Enquanto docente de licenciatura, trago comigo o convencimento de que as TDIC podem ser uma chave para transformar a escola. Se falamos de tecnologia na escola, mas sem romper com os paradigmas que aí estão de ensino e de aprendizagem, empiristas, sem abandonar a educação bancária (FREIRE, 1987), as teremos apenas para transferir informação. Será fazer ainda que utilizando as TDIC aquilo que a escola sempre fez, em uma inovação conservadora (CYSNEIROS, 1999) ou modernização conservadora (STRECK, 2012), que acaba por não contribuir para uma melhoria da educação. Por certo será muito investimento, de toda ordem, para parcos resultados.

Mas podemos, ou devemos, e aí vai enorme desafio, pensar nas TDIC como estratégia para uma inovação disruptiva na sala de aula (CHRISTENSEN, HORN, JOHNSON, 2008), convencidos de que inclusive a separação on-line e off-line tende rapidamente a se esvanecer, o que nos leva a pensar em uma educação on-life (FLORIDI, 2015). Nessa nova educação, de um modelo disruptivo, as salas de aulas virtuais e as de tijolo como que se fundem, encerrando uma demarcação, física e temporal, que ainda impera. Da mesma forma que ser humano na Era Hiperconectada é ser diferente, fazer escola nessa Era exigirá fazer diferente.

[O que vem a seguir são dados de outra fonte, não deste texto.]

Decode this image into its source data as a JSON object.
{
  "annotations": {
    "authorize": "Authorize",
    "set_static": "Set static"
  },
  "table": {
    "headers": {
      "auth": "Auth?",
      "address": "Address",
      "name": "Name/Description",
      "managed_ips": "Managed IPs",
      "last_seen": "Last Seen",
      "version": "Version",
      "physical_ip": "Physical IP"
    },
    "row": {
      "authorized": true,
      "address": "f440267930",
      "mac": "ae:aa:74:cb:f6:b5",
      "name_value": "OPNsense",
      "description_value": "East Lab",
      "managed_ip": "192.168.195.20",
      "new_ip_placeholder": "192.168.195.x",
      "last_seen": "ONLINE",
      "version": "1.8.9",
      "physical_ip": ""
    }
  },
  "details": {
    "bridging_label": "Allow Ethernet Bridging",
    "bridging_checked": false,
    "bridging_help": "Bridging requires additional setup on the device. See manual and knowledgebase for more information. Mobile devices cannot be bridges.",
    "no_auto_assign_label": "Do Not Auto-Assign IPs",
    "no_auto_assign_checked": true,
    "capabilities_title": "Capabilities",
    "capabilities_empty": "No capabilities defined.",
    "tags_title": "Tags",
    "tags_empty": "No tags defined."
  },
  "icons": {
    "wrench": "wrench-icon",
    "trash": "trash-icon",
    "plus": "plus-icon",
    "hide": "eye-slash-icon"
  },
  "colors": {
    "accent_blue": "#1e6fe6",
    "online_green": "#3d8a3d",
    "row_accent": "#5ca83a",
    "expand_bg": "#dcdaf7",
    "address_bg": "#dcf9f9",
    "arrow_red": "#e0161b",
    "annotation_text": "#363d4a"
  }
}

A escola a ser construída é a da aprendizagem significativa, com aprendizes ativos e a mediação pelo professo. É praticar, no século XXI, as ideias de John Dewey, postuladas há quase um século. É importante lembrar que ponto de vista da teoria, isso será novidade nenhuma. A novidade estará em, de fato, praticar-se isso na escola. Essa escola a ser construída exige a construção de uma nova escola que forma professores.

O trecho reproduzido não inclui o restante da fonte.